Regulatory and reimbursement changes and patient preference continues to fuel certain procedure migration away from hospitals.
“For payers, typically, the surgery rates are 30 to 40% less than the same procedure that’s done in a hospital outpatient department. So, payers certainly value the economic value proposition of ASCs,” Johnson said.
Just recently, regulators cleared the way for more procedures to be done in ASCs. CMS is eliminating the list of procedures that must be performed in a hospital, drawing ire from the hospital lobby. The inpatient-only list will be completely phased out by 2024, creating even more growth potential for surgery centers. Come Jan. 1, total hip replacements will be covered if performed in an ASC, a huge win for ASC operators.
It’s why hospital operators like Tenet have been keen to expand their surgery center footprint. The centers attract relatively healthy patients for quick procedures — eating into hospitals’ revenue and margin.

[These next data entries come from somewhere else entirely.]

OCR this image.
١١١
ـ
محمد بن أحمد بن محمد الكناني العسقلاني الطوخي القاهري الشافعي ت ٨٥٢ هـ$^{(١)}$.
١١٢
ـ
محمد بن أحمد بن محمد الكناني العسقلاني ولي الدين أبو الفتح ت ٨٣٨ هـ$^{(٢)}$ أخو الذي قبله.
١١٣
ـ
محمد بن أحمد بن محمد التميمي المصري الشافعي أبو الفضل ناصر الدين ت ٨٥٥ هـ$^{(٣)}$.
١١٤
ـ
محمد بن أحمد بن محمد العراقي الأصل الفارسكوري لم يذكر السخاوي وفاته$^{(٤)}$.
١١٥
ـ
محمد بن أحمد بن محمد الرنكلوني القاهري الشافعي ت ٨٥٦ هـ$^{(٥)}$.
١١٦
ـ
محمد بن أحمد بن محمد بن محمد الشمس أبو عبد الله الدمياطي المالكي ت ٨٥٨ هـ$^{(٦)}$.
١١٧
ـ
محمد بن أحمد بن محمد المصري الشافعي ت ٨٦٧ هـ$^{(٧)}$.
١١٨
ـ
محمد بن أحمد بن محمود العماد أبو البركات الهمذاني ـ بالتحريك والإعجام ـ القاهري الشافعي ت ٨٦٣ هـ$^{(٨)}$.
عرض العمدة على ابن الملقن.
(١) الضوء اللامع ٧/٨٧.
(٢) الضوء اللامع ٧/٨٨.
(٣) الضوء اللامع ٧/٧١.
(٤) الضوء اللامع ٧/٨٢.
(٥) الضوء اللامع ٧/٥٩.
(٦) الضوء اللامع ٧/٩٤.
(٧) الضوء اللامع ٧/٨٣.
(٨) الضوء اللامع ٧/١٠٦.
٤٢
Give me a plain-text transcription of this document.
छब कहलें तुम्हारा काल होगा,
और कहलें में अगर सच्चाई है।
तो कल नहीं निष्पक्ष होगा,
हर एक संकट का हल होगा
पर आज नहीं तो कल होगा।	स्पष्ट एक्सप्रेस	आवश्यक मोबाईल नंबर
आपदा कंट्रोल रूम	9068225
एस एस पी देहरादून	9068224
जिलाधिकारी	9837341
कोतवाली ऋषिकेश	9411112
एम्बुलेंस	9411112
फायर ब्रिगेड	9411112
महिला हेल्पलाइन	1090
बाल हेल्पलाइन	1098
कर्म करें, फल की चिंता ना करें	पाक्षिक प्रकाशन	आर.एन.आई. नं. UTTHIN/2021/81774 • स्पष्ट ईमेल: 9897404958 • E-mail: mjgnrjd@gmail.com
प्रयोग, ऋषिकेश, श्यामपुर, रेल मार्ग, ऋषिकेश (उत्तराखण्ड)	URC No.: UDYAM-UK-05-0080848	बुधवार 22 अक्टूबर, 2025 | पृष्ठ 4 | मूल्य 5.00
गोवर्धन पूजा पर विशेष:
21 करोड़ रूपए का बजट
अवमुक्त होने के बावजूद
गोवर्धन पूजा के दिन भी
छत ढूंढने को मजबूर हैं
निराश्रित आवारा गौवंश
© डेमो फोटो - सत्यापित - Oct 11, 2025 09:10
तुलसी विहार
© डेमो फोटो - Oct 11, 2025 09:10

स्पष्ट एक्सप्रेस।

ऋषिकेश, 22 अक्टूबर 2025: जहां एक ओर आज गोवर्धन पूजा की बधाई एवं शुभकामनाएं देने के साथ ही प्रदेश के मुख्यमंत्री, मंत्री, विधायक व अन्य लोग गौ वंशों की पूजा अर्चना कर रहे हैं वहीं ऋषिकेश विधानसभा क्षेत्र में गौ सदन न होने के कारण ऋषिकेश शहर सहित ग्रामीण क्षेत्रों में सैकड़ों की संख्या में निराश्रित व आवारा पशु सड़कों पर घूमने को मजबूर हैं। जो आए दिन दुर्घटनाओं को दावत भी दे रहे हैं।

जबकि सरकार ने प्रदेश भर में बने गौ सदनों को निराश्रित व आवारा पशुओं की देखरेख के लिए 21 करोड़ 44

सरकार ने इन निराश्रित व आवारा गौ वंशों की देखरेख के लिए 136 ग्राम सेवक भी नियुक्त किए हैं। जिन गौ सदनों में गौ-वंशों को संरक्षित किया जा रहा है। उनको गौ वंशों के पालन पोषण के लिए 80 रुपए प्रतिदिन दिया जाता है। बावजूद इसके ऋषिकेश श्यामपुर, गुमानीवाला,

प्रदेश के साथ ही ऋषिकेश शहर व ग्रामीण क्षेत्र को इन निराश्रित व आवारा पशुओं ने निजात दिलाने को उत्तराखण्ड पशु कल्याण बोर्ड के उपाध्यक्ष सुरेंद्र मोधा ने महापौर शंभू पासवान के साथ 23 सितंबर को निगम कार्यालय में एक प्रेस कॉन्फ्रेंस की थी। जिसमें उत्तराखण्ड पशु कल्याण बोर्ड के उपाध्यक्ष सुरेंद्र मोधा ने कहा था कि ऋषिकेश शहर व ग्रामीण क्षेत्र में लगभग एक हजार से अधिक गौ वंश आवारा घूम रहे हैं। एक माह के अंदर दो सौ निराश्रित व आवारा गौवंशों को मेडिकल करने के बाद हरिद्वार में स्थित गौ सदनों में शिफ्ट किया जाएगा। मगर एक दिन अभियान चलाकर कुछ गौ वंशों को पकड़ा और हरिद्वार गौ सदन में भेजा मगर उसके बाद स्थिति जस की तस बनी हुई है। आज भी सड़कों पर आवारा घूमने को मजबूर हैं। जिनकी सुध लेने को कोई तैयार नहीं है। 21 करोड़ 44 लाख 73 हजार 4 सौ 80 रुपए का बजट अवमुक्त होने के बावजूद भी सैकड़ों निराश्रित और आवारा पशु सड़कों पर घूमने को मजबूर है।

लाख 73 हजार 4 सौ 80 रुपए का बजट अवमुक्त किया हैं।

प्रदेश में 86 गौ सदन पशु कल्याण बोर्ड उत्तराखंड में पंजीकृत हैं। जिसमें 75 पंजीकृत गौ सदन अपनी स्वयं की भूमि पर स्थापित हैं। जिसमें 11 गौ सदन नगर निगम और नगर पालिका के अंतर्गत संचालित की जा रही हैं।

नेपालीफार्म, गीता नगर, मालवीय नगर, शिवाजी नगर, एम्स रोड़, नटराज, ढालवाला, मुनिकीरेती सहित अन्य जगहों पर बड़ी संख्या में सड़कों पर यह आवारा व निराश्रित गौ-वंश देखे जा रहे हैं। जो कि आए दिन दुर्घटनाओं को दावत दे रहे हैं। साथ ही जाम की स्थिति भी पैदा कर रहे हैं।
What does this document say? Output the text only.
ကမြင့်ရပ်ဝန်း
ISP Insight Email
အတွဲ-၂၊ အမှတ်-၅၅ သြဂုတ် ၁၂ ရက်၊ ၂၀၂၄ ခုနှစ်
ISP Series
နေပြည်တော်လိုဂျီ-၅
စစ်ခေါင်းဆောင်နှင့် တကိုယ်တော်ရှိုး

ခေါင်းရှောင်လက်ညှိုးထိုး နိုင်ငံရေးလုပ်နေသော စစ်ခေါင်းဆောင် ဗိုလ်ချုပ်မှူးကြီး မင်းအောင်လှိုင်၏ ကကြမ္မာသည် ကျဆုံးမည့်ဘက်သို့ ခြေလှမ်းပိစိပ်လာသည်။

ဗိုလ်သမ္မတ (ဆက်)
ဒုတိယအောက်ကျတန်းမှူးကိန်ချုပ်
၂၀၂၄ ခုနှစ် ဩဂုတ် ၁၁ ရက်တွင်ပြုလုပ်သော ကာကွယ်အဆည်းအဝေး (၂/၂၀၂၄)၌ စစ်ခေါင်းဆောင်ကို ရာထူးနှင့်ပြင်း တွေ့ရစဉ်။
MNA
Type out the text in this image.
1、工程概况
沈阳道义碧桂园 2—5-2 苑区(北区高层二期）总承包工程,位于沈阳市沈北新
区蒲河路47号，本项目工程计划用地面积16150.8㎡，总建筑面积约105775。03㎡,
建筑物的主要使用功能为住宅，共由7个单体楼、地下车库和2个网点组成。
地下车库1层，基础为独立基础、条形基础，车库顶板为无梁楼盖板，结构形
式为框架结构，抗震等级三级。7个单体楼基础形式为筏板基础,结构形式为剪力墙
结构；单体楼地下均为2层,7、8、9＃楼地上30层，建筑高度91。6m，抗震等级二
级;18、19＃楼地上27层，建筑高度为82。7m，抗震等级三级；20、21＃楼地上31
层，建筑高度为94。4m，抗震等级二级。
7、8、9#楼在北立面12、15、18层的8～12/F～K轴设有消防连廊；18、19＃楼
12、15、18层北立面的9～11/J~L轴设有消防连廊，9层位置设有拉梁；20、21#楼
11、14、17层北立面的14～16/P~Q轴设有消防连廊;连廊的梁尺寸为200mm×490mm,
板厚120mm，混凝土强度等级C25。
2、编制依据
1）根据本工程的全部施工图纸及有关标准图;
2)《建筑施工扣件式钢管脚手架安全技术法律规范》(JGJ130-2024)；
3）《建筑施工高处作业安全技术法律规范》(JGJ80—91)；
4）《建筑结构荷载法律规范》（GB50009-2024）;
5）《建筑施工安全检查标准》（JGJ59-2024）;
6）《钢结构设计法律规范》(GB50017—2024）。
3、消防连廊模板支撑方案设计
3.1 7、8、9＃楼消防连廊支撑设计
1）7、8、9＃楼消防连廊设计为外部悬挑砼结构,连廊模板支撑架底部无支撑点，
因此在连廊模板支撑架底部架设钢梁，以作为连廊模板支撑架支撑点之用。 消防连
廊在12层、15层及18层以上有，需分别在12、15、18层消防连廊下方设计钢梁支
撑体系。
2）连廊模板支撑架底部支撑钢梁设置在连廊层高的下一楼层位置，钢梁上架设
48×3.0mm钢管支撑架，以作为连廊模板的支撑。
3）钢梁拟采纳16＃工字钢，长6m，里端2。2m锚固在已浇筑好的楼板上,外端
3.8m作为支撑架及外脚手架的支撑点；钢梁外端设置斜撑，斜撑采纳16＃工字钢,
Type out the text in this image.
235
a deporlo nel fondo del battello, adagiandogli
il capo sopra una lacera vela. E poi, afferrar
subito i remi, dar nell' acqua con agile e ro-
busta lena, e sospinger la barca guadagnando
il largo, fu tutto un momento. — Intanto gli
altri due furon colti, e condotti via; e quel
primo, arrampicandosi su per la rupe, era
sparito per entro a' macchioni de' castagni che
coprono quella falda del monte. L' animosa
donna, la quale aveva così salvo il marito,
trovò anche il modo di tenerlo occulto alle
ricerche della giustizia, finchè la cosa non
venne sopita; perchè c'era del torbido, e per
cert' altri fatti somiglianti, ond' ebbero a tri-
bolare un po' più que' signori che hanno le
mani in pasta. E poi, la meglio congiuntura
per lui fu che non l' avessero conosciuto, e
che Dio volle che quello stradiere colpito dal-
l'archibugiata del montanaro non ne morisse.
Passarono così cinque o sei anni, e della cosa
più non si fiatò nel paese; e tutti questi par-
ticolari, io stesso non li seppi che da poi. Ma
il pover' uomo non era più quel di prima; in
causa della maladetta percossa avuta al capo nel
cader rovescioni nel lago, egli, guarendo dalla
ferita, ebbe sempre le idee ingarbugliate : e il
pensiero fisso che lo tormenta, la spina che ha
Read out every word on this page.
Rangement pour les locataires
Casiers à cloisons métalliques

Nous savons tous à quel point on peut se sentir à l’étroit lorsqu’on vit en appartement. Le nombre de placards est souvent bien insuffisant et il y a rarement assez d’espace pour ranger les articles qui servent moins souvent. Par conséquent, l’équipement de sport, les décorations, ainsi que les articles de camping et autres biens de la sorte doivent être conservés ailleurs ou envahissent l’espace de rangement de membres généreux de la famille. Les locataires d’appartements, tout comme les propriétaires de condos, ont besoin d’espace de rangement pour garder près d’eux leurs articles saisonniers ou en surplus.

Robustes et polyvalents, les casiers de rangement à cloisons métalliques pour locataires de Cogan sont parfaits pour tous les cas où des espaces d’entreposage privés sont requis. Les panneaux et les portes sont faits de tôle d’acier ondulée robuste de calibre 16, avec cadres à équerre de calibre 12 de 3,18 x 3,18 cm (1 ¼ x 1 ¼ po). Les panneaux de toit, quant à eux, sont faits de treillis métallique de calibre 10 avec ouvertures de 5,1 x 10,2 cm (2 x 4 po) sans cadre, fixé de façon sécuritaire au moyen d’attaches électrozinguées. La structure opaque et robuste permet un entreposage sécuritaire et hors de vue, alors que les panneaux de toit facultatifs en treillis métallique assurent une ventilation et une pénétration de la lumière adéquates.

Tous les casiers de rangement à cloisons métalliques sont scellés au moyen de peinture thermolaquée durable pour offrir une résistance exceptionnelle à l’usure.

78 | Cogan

“This further move only solidifies the fact that they are trying to diversify their revenue streams, and, frankly move into a more attractive economic profile of procedure types — not trauma and COVID but rather scheduled surgeries they can run in and out like a factory but with really good clinical outcomes,” Johnson said.
To this point, Tenet leaders said the new SurgCenter Development centers generate higher margins and have minimal debt.
Patients also tend to prefer ASCs, Johnson said. Plus, as a lower cost option it can be persuasive for patients, especially those with high-deductible health plans.
Tenet has continued to bet on the shift from inpatient to outpatient services following its purchase of USPI in 2015.
The purchase set Tenet up to be a serious competitor in the space, establishing a portfolio of 244 surgery centers when the deal was announced. It illustrated Tenet’s intent to build a broader portfolio.
At the same time, it has whittled down its hospital portfolio, divesting in markets where it isn’t the No. 1 or No. 2 player as it seeks to hone its most competitive segments and markets.
Just last year, it announced plans to largely exit the Memphis, Tennessee, market with the sale of a number of assets including two hospitals, urgent care centers and the associated physician practices.
In 2018, Tenet shed all of its operations in the U.K. and eight hospitals across the U.S.
That long-term strategy was made clearer last week when Tenet announced its sale of its urgent care business to FastMed. By selling off its 87 CareSpot and MedPost centers, Tenet said it will allow the company to further focus on its surgery center business.
Tenet has been keen to tout its position of musculosketel procedures — a high growth area compared to other procedure types such as gastroenterology. A 2019 report from Bain and Company expects that orthopaedic and spine procedure volumes will increase the fastest over the next few years.
With the SCD centers in the mix, CEO Ron Rittenmeyer said, “this transaction ensures Tenet will essentially double down and further deepen our concentration in these high growth areas of the future.”